Unless MPs agree, banks will continue to lose value
A decade ago, PSU banks accounted for 63% of the value of all listed banks in India. Today, this is down to 31%. Put another way, if PSU banks were to have retained their share of market capitalisation, they would be worth double the Rs 3.8 lakh crore they are today. While MPs continue to obstruct Parliament and fail to pass legislation that makes meaningful reform like privatisation possible, hundreds of thousands of crore of public wealth is being leached out to shareholders in the private sector—we are talking of banks here, but it could be telecom firms when you look at the destruction of MTNL and BSNL, or just look at the increase in the value of government shares in Maruti and Hindustan Zinc after privatisation.
It is in this context that the latest round of capital infusion into PSU banks must be viewed. The government estimates they need Rs 1.8 lakh crore over 4 years to grow their lending at even a modest 12-15%—this, by the way, will also see their share in market value fall since a rapidly-growing economy needs a credit growth of 18-20% per year. Since banks cannot raise this in the market—only 2 of them are valued at more than their book value—the plan is to give them Rs 70,000 crore of government equity over 4 years and hope they can raise the balance on their own through share premiums. For this transformation to happen, banks are to be given the freedom to run as board-managed companies while the government works on systemic issues beyond the control of banks. While soaring NPAs—stressed loans for PSU banks are 13.5% of outstanding loans versus 4.6% for private sector banks—are partly a result of how PSU banks operate, they are largely a product of the large infrastructure loans these banks have made. To that extent, the finance ministry simply has to ensure state electricity boards start repaying bank loans and, if need be, insist state governments take over their loans—unless this happens, Kingfisher will look like small change as RBI’s latest financial stability report makes clear.
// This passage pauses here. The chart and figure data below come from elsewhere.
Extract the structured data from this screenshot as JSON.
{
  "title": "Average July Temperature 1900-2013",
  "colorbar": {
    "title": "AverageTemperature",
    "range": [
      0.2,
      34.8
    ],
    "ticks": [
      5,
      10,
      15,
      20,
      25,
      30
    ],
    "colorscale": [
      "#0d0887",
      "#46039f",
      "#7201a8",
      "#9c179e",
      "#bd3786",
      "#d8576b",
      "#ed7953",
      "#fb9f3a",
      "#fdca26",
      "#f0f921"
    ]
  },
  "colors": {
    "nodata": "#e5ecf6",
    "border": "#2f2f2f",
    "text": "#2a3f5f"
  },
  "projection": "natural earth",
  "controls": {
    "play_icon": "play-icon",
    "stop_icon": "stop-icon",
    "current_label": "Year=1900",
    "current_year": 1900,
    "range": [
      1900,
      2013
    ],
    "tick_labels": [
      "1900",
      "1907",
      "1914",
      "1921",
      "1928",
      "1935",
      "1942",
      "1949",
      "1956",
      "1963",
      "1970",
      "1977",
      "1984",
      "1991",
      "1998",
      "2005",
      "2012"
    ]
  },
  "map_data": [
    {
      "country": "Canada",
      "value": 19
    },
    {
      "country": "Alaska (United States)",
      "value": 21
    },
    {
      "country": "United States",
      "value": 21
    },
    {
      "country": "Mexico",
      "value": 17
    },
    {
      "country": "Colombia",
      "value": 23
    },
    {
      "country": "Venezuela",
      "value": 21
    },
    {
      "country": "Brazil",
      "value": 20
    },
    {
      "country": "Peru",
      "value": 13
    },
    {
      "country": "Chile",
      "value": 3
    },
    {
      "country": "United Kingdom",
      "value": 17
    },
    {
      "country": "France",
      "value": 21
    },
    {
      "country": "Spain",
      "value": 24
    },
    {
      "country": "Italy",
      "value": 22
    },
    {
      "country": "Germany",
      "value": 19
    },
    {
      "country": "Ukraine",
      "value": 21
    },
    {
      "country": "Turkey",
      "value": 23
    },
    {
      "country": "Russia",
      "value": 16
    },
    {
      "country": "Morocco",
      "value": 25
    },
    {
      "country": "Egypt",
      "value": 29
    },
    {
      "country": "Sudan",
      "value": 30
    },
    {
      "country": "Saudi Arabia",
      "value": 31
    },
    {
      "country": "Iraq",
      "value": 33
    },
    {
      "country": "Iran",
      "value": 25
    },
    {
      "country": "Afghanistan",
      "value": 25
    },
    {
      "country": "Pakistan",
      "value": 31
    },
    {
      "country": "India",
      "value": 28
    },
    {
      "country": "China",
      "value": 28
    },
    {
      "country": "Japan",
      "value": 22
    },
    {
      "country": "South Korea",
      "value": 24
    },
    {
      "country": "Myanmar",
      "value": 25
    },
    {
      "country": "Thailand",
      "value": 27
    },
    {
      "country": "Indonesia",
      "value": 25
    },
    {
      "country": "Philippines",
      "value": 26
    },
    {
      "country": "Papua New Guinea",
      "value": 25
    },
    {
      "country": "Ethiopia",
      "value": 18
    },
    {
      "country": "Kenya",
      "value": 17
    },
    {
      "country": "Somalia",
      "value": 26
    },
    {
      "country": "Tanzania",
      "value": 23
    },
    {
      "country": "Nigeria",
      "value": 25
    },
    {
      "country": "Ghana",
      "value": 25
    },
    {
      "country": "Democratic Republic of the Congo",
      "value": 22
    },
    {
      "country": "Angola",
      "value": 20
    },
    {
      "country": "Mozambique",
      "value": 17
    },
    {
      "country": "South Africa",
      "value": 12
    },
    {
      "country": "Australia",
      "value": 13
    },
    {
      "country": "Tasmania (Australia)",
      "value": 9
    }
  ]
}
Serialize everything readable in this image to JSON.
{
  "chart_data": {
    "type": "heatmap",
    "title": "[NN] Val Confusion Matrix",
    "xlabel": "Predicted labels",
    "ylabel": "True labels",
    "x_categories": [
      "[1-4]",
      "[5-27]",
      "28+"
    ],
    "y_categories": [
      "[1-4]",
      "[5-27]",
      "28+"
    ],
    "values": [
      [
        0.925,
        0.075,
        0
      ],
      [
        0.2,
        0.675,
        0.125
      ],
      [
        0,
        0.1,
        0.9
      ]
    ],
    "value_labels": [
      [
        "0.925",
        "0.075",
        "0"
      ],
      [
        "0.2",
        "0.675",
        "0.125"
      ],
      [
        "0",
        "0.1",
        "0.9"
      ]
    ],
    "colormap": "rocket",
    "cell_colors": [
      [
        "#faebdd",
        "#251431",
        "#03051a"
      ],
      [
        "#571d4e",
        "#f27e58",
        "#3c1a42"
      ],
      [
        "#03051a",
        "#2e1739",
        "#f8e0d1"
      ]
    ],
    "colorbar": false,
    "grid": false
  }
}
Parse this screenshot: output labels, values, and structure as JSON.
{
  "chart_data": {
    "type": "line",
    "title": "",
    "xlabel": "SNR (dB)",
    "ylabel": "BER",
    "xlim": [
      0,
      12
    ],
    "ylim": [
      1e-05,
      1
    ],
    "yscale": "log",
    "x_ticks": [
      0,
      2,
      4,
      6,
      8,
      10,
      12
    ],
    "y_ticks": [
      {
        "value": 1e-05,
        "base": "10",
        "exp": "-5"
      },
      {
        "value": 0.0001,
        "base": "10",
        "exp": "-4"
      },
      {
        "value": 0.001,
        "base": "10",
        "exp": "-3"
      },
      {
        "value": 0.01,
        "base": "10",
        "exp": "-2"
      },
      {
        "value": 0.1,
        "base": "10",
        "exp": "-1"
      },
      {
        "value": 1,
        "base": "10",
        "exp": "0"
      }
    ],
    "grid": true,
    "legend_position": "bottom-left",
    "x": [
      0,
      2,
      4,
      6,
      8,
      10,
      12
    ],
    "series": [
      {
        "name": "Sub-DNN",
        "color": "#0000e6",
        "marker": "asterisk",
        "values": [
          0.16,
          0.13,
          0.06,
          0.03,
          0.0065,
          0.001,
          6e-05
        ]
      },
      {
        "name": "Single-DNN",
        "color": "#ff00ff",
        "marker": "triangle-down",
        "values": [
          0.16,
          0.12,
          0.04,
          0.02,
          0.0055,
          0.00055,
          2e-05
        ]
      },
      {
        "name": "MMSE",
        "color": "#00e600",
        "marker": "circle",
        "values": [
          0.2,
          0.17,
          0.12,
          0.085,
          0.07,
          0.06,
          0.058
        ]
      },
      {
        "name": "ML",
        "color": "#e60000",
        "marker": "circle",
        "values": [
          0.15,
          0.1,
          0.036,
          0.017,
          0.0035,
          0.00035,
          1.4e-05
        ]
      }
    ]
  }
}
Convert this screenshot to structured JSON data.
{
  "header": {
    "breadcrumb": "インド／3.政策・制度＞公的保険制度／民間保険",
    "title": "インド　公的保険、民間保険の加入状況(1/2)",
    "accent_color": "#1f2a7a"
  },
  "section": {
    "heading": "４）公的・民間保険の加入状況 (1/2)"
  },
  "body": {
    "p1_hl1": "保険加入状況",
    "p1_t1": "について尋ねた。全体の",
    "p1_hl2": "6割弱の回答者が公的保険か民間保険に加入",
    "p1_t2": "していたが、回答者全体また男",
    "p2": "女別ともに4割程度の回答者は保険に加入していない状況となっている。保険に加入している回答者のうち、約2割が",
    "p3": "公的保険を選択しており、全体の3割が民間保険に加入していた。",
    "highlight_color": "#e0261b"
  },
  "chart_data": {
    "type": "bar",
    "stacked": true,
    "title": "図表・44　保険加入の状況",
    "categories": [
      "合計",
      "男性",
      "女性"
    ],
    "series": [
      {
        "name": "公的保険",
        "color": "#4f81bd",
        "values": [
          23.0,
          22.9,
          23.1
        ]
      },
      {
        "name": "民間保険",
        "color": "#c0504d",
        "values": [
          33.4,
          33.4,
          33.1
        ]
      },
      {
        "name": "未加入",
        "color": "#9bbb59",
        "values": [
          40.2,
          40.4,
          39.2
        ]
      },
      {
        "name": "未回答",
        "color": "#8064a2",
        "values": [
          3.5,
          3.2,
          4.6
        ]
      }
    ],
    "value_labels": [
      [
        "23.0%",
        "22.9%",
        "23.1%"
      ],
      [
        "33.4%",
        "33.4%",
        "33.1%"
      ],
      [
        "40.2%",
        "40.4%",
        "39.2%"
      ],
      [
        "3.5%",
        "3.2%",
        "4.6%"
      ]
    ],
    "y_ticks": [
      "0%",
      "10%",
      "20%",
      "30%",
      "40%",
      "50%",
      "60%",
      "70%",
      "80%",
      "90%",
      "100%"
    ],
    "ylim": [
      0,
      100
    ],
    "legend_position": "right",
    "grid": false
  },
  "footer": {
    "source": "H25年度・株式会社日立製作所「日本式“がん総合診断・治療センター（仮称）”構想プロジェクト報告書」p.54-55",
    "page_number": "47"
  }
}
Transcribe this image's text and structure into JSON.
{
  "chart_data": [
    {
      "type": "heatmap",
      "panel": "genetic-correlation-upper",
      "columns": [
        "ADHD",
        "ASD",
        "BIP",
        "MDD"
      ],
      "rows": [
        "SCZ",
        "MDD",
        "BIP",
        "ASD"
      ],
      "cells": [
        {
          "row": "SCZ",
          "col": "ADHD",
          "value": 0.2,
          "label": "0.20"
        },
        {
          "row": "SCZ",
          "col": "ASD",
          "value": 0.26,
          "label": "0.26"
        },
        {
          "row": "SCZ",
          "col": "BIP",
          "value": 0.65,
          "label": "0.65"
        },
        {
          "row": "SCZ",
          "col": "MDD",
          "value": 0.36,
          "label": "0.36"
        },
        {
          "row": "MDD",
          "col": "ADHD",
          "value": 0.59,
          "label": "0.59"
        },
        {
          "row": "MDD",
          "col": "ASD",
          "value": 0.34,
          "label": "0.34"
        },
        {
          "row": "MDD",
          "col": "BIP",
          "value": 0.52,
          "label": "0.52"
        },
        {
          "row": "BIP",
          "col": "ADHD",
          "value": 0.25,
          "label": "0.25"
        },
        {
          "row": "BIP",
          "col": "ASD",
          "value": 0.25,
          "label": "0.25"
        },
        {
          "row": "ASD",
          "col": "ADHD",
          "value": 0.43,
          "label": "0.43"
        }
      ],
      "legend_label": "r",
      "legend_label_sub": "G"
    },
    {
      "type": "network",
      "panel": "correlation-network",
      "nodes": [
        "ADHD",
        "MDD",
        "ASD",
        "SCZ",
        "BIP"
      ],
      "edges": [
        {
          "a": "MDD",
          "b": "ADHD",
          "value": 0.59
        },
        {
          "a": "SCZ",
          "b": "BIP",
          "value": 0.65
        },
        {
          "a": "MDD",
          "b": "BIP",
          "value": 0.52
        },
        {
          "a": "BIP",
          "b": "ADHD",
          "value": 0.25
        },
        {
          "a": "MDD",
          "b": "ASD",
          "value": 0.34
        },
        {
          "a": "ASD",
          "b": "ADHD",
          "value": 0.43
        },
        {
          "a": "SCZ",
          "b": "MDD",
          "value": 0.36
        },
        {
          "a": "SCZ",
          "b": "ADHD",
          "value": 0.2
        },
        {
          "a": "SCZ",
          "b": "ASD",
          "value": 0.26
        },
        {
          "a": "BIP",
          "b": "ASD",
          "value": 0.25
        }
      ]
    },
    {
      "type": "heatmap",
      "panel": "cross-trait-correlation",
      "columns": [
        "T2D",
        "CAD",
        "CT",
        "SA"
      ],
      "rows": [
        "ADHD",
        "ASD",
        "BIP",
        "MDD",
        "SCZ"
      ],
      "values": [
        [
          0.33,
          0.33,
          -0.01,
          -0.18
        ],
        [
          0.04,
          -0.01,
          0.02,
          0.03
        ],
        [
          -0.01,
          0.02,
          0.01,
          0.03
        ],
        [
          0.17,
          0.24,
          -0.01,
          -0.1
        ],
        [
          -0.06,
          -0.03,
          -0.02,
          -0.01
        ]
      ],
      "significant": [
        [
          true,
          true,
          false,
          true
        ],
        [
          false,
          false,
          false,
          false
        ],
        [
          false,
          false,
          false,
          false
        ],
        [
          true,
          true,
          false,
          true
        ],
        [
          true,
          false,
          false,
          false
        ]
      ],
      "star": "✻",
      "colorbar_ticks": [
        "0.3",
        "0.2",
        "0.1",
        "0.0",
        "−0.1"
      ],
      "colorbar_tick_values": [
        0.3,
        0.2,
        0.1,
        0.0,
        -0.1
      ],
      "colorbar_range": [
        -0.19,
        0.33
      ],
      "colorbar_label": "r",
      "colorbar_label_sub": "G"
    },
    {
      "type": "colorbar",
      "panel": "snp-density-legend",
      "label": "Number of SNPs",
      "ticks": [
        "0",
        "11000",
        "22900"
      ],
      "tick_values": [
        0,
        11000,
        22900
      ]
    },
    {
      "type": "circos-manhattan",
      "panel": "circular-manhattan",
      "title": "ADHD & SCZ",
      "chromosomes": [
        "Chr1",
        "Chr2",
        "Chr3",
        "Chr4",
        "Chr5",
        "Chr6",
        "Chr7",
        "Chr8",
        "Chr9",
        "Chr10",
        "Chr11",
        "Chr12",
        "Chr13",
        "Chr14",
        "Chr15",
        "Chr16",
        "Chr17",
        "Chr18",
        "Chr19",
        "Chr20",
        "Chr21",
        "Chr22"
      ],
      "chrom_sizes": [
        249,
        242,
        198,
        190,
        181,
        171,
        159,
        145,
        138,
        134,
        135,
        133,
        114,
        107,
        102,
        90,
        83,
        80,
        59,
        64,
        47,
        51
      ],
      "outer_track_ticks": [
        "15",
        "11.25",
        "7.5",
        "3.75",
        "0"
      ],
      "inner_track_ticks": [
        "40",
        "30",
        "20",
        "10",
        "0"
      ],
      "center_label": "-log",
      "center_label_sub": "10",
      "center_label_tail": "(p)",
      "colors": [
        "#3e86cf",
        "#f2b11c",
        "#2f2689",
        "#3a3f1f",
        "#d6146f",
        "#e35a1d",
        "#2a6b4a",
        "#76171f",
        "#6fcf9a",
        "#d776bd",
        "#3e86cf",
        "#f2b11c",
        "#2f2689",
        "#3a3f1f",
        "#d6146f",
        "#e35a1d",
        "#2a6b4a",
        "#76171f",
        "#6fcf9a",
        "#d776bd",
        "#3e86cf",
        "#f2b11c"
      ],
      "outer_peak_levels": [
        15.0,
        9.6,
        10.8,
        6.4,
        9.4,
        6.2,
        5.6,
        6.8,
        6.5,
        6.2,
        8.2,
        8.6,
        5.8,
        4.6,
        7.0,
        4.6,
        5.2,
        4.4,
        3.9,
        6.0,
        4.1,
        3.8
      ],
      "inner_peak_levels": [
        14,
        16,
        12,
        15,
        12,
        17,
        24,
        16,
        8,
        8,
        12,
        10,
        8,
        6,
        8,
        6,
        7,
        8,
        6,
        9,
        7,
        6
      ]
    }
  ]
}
While the outcome on SEBs is far from clear, even it were to be positive, it is obvious the only way to fix PSU banks is to free them from the CVC/CAG/CBI clutches, even if you assume the government can deliver on the promise of no political-bureaucratic interference. Today, even if an SBI is able to oust promoters from a steel plant which is an NPA, it cannot enter into a negotiation with a Tata Steel to sell this plant, it has to have a public tender. The other way to fix banks is to privatise them. Neither, however, is possible today since this requires Parliament to legislate on it—banks were nationalised through an Act of Parliament, so even the holding company structure prescribed by an RBI committee needs Parliament’s approval. In such a situation, the next best bet is to give capital only to well-run banks and let the others die a natural death—with 850,000 people working in PSU banks, however, this is not politically feasible. Which is why the government’s plan is to give a certain amount of equity to all banks to get to basic capital adequacy norms, and growth/performance capital to only those who cross a certain hurdle rate, but its success hinges on everything coming together perfectly. In the real world, that seldom happens.